Here are some key principles commonly observed in these projects:
- Non-Discrimination: The procurement process must be conducted in a non-discriminatory manner, ensuring equal treatment and opportunities for all potential bidders or offerors. No bidder or offeror should be given preferential treatment based on factors such as nationality, location, or ownership.
- Transparency: The procurement process must be transparent and provide clear and comprehensive information to potential bidders or offerors. This includes transparent advertisement of procurement opportunities, disclosure of evaluation criteria, and communication of contract award decisions.
- Competition: Promoting competition is a fundamental principle. The procurement process should encourage participation from a wide range of potential bidders or offerors, ensuring open and fair competition. It may involve using competitive procedures, such as open tendering, restricted tendering, or competitive dialogue.
- Value for Money: The procurement process should strive to achieve value for money, ensuring that the selected bids or proposals provide the best combination of price and quality. The evaluation criteria may consider factors such as cost-effectiveness, quality, technical capabilities, and past performance.
- Compliance with EU Directives: The procurement rules in these projects often align with the relevant EU directives, such as Directive 2014/24/EU on public procurement. These directives establish common principles and procedures for public procurement across the EU member states.
- Documentation and Record-Keeping: The procurement process requires thorough documentation and record-keeping. This includes maintaining records of the procurement plan, contract notices, bid submissions, evaluation reports, and contract award decisions. Documentation ensures transparency, accountability, and auditability.
- Thresholds and Procedures: Procurement thresholds, which determine the value at which specific procurement procedures are required, vary depending on the funding programme and the country or region. Different procedures, such as open tendering, restricted tendering, or negotiated procedures, may apply based on the thresholds.

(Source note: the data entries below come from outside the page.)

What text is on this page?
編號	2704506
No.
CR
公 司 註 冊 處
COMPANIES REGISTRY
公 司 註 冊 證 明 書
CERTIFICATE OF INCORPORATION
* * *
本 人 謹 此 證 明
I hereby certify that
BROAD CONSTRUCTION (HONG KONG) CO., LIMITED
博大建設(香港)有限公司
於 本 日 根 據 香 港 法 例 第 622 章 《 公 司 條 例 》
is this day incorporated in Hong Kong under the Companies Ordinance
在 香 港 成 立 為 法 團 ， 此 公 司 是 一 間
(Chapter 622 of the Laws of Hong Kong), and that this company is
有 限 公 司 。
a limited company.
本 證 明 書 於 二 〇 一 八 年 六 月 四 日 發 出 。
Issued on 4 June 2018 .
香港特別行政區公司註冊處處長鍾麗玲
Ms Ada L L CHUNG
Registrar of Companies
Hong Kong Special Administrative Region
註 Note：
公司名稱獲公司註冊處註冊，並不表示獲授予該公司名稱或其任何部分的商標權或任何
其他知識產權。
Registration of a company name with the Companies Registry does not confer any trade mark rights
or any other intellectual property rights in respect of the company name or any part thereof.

- Compliance with National Legislation: In addition to EU regulations, national legislation and regulations of the country or region where the project is implemented may also apply to procurement in ESF+, ERDF, EASI, and Interreg projects. It is essential to familiarize yourself with the specific national procurement laws and regulations that govern the project implementation.
Lack of compliance to public procurement rules was one of the main audit findings of the 2007-2013 programming period.